Updated at 13:52,22-04-2024

PACE to restore Special Guest status only if moratorium on death penalty is declared

BelaPAN

The Council of Europe Parliamentary Assembly (PACE) on June 23 voted to restore the Belarusian parliament’s Special Guest status in the Assembly only after Minsk declares a moratorium on the death penalty.

A draft resolution, presented by Andrea Rigoni of Italy, PACE’s rapporteur on Belarus, provided for lifting the suspension of the status, which was suspended in 1997, but the following discussion resulted in the approval of a proposal by Cypriot MP Christos Pourgourides, first vice chairperson of PACE’s Committee on Legal Affairs and Human Rights, to grant the status for a period of one year only "after a moratorium on the execution of the death penalty is decreed."

According to Mr. Pourgourides, much has yet to be done in Belarus before the country’s parliament could be given Special Guest status. People are executed in Belarus and their relatives are not given their bodies and are not informed of where the body is buried, he said. Mr. Rigoni noted that no executions had been carried out in Belarus since October 2008, according to official statements.

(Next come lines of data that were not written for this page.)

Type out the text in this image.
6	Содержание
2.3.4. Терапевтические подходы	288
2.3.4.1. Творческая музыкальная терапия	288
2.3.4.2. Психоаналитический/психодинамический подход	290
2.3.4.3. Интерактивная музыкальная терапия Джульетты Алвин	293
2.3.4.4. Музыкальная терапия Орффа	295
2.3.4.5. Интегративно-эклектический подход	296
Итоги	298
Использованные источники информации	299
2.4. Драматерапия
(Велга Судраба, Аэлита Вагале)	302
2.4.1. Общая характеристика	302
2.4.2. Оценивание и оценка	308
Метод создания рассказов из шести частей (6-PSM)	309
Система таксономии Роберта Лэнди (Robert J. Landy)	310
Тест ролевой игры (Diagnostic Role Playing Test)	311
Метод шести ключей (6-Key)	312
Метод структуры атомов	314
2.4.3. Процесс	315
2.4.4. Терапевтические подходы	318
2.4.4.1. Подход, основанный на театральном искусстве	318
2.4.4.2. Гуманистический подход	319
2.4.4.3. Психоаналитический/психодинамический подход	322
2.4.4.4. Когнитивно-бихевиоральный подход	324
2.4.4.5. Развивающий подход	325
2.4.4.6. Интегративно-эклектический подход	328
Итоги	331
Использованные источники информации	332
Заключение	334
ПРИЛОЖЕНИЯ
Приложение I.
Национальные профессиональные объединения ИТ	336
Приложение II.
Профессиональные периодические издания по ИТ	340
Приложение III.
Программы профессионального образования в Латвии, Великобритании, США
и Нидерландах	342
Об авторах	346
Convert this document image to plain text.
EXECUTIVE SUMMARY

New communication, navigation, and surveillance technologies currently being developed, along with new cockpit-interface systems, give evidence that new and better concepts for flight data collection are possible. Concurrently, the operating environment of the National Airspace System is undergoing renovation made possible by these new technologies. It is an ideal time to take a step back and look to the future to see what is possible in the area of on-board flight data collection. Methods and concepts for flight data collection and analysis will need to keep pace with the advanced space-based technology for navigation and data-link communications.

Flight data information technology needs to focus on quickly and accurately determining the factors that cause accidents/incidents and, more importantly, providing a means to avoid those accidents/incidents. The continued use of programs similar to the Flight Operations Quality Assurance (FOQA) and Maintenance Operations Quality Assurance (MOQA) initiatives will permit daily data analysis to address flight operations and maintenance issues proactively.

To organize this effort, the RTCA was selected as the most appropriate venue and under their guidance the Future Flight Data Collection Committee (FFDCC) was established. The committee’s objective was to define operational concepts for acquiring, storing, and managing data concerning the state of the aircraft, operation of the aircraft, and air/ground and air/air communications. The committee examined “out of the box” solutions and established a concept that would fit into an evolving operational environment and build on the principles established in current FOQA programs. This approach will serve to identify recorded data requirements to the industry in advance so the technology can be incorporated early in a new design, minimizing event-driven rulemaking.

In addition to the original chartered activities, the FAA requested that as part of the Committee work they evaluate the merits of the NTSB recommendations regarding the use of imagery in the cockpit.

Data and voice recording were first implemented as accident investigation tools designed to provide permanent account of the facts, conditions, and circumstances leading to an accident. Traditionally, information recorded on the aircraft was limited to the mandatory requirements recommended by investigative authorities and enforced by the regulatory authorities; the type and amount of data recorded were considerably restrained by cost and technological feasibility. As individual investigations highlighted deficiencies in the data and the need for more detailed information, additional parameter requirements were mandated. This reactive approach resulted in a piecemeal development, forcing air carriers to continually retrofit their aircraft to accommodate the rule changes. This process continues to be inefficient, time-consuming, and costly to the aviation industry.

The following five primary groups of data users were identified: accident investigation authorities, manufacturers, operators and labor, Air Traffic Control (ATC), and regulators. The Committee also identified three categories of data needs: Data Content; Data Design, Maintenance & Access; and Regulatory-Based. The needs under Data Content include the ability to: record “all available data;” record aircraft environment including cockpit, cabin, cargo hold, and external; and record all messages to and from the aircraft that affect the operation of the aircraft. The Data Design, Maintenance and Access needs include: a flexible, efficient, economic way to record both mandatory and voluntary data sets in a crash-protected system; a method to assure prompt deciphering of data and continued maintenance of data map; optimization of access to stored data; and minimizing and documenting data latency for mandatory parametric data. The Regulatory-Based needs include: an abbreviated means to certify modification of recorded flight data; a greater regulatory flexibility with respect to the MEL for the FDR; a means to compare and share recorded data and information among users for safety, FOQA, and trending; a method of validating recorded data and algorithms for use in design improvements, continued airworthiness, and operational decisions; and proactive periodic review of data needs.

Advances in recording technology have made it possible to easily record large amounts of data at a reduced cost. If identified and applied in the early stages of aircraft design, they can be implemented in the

The Assembly notes in the adopted resolution that although Belarus is far from Council of Europe standards in the field of democracy, the rule of law and human rights, its authorities have recently taken important steps in the right direction. According to the resolution, these steps include the release of several people viewed as political prisoners, including former presidential candidate Alyaksandr Kazulin; the granting of state registration to the Movement for Freedom, an organization led by former presidential candidate Alyaksandr Milinkevich; the granting of access to the state distribution network to two major independent newspapers, Narodnaya Volya and Nasha Niva; the establishment of a number of consultative councils under the aegis of the Presidential Administration and other governmental agencies with a view to engaging in a constructive dialogue with representatives of civil society organizations; and the dismissal of Uladzimir Navumaw as interior minister, who was considered involved in the disappearances of four political opponents in 1999 and 2000.

The resolution says that apart from the restoration of Special Guest status for the Belarusian parliament, the Assembly should invite a delegation of the Belarusian "extraparliamentary" opposition to participate in the work of the Assembly and its committees until the opposition is adequately represented in the parliament.
The resolution provides that PACE "follow the situation in Belarus and, within one year, or sooner if the situation so requires, evaluate whether this country has made substantive and irreversible progress towards Council of Europe standards."

According to the resolution, the Assembly should call on the secretary general of the Council of Europe to appoint a panel of independent experts to investigate new cases of alleged political prisoners in Belarus.
Belarus’ national legislature held Special Guest status in PACE between 1992 and 1997. The status was suspended in 1997 following a November 1996 national referendum condemned by foreign observers as undemocratic. Shortly after that, Belarus’s application to join the Council of Europe was frozen, and it remains the only European nation that is not a member of the organization.

Special Guest status was created by PACE in the 1990s to help countries meet the conditions to become full members of the Council of Europe. It enables parliamentarians to take part in the Assembly’s activities, but without the right to vote.